It was book club today and the book we were discussing (in between gossiping about what we’ve been doing recently, news, chat, and other books we’ve been reading) was Bookworm by Lucy Mangan. It’s subtitled A Memoir of Childhood Reading, and its an account of the books read through childhood by Lucy Mangan… The blurb says:
‘When Lucy Mangan was little, stories were everything. They opened up different worlds and cast new light on this one. She was whisked away to Narnia – and Kirrin Island – and Wonderland. She ventured down rabbit holes and womble burrows into midnight gardens and chocolate factories. No wonder she only left the house for her weekly trip to the library. In Bookworm, Lucy brings the favourite characters of our collective childhoods back to life and disinters a few forgotten treasures poignantly, wittily using them to tell her own story, that of a born, and unrepentant, bookworm.’

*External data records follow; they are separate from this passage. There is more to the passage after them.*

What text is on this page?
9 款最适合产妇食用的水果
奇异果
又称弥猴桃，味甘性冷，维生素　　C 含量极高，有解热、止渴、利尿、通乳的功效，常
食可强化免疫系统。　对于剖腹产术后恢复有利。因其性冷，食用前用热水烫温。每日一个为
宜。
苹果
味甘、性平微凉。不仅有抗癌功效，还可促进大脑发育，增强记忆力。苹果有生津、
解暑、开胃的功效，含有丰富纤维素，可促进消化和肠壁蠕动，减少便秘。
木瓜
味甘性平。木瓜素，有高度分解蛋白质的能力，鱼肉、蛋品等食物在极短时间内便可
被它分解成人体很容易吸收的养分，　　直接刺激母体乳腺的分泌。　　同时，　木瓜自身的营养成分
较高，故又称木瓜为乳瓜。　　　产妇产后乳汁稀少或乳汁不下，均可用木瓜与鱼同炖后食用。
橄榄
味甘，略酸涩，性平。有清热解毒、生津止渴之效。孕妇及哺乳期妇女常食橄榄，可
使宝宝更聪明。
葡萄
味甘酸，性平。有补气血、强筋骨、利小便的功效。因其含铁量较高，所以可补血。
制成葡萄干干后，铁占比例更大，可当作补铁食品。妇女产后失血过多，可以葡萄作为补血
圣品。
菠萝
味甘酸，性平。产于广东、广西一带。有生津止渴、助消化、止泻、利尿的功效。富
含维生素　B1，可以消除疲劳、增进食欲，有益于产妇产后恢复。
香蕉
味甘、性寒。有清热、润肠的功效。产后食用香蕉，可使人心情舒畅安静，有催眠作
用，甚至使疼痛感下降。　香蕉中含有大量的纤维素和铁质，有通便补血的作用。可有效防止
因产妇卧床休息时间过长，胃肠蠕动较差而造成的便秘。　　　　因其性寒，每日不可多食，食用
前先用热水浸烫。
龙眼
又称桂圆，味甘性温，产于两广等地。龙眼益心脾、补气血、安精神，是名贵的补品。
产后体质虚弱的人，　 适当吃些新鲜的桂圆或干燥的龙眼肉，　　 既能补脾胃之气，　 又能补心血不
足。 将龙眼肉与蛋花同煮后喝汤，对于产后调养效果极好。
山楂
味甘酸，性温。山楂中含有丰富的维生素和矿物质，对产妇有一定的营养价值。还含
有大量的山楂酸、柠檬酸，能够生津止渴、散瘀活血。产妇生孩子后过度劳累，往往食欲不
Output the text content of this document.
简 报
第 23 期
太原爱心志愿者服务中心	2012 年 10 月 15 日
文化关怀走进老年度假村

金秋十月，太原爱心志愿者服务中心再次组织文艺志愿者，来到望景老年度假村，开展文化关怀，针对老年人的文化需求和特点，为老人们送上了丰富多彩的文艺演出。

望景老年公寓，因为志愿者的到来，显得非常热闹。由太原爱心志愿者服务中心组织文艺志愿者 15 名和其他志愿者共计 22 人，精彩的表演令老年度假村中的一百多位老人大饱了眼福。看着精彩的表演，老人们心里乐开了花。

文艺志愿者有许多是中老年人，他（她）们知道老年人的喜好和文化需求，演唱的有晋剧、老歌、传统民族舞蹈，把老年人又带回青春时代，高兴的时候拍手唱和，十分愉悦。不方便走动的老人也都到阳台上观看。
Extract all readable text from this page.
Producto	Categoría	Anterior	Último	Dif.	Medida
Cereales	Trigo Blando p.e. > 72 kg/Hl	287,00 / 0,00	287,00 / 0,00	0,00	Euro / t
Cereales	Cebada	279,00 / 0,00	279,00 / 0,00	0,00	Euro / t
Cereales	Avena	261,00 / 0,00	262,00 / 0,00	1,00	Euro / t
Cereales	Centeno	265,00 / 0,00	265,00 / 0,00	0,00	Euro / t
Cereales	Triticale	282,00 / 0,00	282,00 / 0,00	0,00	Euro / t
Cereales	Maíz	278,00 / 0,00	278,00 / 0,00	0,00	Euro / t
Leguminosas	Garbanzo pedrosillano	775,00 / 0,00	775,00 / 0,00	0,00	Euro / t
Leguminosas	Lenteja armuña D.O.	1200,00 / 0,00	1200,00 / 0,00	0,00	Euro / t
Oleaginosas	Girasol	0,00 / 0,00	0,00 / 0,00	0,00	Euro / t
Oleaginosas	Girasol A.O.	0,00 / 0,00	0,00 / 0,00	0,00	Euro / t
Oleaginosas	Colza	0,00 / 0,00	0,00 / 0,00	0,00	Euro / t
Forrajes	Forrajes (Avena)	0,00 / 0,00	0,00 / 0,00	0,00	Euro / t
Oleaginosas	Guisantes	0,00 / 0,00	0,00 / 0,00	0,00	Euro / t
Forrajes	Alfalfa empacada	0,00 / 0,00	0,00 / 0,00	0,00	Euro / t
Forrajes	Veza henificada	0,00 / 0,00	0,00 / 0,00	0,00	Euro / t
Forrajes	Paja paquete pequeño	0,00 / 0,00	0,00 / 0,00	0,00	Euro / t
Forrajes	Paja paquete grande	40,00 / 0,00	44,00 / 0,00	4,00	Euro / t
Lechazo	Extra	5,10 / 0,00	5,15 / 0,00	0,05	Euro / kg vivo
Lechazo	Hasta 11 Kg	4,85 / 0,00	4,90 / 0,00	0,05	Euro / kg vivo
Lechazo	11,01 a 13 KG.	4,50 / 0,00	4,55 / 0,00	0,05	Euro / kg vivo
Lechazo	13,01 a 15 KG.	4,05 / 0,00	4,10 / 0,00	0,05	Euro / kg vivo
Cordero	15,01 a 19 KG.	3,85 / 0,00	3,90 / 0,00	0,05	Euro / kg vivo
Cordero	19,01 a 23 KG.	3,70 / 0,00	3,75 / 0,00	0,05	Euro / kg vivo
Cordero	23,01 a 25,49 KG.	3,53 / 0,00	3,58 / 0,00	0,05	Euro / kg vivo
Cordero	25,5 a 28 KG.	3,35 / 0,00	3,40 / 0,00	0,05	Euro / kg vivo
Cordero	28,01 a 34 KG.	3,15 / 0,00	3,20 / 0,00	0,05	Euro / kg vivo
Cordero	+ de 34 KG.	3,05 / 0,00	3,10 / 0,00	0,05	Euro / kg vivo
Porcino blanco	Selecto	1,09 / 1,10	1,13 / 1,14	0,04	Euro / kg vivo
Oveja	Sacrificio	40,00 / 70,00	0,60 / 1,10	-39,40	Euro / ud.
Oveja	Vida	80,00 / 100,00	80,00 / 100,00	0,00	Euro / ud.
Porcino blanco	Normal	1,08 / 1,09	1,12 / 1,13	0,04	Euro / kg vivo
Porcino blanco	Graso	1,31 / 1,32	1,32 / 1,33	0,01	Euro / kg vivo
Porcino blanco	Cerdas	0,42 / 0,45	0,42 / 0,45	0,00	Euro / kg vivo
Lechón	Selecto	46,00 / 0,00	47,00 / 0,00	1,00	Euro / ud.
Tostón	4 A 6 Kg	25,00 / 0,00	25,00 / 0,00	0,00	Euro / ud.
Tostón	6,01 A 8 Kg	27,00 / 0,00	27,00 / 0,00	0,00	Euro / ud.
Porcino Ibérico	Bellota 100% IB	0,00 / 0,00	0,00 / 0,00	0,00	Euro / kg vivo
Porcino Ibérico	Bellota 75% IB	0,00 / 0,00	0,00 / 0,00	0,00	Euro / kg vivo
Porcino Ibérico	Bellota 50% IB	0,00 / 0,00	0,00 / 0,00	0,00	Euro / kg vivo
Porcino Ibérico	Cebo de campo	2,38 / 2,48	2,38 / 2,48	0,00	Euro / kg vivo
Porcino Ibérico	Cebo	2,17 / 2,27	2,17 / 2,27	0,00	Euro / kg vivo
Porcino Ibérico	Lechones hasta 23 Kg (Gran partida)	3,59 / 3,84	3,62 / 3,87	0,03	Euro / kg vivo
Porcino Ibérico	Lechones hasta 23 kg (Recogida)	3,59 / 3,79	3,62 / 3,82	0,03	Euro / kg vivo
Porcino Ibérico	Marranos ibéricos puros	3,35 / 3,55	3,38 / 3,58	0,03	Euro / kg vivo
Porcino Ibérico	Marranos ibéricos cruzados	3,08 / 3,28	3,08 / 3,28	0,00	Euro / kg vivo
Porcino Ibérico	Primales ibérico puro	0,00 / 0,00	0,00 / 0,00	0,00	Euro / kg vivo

I was quite interested in the idea of biography through books, but I’m sorry to say I struggled my way through it, and if it hadn’t been a book club book I would have abandoned it. We were only a small group today for various reasons, but one other person gave up halfway through and another hadn’t finished and was struggling to do so, and we all felt a slight sense of disappointment. Reading reviews of it, the rest of the world seemed to love it. Next time we meet, no doubt our missing members will share their thoughts and I hope some of them did enjoy the book, so we can hear their opinions on it.
What we all agreed was interesting was the list of books Lucy Mangan mentions, reminding us of books we read as children and liked/loved/were influenced by. We spent quite a while talking about those books from long ago, rather than the current one we were supposed to – but that’s the way our book club seems to go! I was intrigued by the premise of it – for a long time I’ve tried to think of how I could write about my own childhood and life, have made several attempts but found none which I felt worked. I’m not going to write my own life through books I’ve read – it just made me think there are different ways of approaching biography.